Sometimes they don’t realise they’re making a racket. A gentle reminder is much more human than angrily putting up with it

For years I’ve fumed silently at loud phone conversations on buses. I have planned horrible eviscerations, shopped online for signal jammers, and made jokes to my companion about there being nobody on the other end of the phone. I’ve tormented myself, reading the same sentence in my book over and over – most of the time not distracted by the noise itself, but by my frustrated rage. Then one day, not long ago, the penny dropped. A woman on the top deck of the bus was yelling into her phone. Her boss was an idiot and she’d had it out with him, she explained to her friend. “I told him that it wasn’t on and he didn’t know where to put himself,” she said. “I just looked at him and he backed right off.”
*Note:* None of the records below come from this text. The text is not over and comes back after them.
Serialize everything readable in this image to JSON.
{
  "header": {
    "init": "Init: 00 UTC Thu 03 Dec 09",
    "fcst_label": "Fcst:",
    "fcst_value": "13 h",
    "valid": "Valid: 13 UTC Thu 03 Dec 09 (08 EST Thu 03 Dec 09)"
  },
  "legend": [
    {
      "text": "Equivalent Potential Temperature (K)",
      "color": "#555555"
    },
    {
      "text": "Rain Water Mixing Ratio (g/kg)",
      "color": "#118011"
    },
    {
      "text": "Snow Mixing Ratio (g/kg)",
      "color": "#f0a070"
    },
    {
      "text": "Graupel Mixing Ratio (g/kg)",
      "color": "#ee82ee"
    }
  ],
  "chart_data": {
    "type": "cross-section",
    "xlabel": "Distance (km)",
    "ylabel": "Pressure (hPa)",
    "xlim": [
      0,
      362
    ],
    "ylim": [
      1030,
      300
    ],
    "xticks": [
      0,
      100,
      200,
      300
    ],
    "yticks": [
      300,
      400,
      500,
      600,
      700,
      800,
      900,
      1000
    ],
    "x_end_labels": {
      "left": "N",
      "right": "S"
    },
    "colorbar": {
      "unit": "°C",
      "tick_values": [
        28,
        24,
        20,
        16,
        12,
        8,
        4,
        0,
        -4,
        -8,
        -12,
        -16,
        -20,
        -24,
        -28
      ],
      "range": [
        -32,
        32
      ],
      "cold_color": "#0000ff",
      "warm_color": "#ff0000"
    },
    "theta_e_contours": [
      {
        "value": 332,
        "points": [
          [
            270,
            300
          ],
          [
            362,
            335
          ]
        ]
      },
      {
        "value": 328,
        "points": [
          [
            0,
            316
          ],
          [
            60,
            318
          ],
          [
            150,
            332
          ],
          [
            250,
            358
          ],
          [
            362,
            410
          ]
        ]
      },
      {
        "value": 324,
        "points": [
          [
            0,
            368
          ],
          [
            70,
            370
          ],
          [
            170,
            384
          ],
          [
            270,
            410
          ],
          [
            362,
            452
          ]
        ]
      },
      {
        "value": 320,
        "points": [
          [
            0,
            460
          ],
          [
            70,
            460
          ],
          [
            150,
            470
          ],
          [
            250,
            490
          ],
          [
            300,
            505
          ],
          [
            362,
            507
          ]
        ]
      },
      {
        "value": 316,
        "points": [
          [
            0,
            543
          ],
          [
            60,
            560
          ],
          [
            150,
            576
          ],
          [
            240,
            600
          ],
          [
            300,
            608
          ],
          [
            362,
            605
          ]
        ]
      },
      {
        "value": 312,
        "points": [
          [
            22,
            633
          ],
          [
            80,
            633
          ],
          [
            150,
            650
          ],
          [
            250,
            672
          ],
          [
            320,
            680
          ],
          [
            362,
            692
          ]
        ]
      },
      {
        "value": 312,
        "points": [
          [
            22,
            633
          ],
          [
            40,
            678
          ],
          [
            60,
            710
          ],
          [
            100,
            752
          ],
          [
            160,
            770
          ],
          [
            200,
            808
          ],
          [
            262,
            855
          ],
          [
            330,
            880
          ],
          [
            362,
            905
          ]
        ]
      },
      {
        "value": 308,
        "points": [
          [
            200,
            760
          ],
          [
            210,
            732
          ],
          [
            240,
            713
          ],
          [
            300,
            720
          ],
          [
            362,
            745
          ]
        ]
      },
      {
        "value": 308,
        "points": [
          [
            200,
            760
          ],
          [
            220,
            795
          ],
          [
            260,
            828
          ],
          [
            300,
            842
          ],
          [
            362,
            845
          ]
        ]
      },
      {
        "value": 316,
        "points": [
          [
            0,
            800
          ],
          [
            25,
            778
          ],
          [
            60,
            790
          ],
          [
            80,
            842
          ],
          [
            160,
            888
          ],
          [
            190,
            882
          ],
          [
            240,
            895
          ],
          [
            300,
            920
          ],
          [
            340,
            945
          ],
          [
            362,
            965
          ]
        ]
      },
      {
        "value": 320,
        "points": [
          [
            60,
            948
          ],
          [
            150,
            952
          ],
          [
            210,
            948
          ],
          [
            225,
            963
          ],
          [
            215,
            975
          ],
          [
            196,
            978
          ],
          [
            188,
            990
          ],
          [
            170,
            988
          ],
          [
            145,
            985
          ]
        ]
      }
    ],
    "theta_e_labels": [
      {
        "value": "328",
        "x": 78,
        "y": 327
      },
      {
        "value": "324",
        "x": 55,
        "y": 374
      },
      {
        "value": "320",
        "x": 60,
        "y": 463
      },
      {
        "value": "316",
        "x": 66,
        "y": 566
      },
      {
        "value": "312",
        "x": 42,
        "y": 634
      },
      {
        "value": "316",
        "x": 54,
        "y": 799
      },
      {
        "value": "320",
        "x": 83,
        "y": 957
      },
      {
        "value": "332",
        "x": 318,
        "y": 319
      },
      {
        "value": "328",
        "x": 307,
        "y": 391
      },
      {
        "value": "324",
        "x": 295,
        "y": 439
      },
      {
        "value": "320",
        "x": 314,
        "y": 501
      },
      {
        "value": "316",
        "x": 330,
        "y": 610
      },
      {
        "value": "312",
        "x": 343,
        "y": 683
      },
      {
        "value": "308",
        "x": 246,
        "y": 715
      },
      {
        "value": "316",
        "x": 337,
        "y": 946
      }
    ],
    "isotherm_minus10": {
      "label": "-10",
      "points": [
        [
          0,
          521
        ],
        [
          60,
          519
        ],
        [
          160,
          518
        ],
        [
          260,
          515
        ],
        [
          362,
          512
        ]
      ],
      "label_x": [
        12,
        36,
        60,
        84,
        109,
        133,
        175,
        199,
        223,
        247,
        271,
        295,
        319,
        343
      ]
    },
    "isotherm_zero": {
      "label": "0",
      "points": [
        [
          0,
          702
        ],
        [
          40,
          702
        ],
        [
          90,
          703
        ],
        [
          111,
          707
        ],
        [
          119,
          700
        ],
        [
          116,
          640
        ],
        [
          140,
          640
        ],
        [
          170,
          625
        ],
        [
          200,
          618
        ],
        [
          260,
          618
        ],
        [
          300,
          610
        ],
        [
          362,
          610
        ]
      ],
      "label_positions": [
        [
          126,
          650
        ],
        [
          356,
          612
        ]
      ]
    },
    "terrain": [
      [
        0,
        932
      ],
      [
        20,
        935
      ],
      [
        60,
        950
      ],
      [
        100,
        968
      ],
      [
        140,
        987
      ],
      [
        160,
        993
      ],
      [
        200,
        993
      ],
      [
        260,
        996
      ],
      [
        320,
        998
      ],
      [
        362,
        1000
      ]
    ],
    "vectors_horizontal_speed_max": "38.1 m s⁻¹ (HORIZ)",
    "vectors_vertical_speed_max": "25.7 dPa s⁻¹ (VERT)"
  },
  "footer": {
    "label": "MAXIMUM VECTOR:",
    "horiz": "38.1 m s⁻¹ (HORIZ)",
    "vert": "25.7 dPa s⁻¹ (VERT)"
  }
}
On the other side of the aisle, I went through my normal routine of rewriting the story in my head. “You mean he told you to do unpaid overtime and you said: ‘Ooh, thank you – how much?’” I grumbled silently. I sent a couple of death rays into the back of her head. They had no effect, as usual. The woman was settled, oblivious. The conversation was clearly going to last a long time, and even if I moved to the back of the bus it would still be audible. I was in hell, and I didn’t have any automatic weapons or an iPod on me. And then the fog cleared.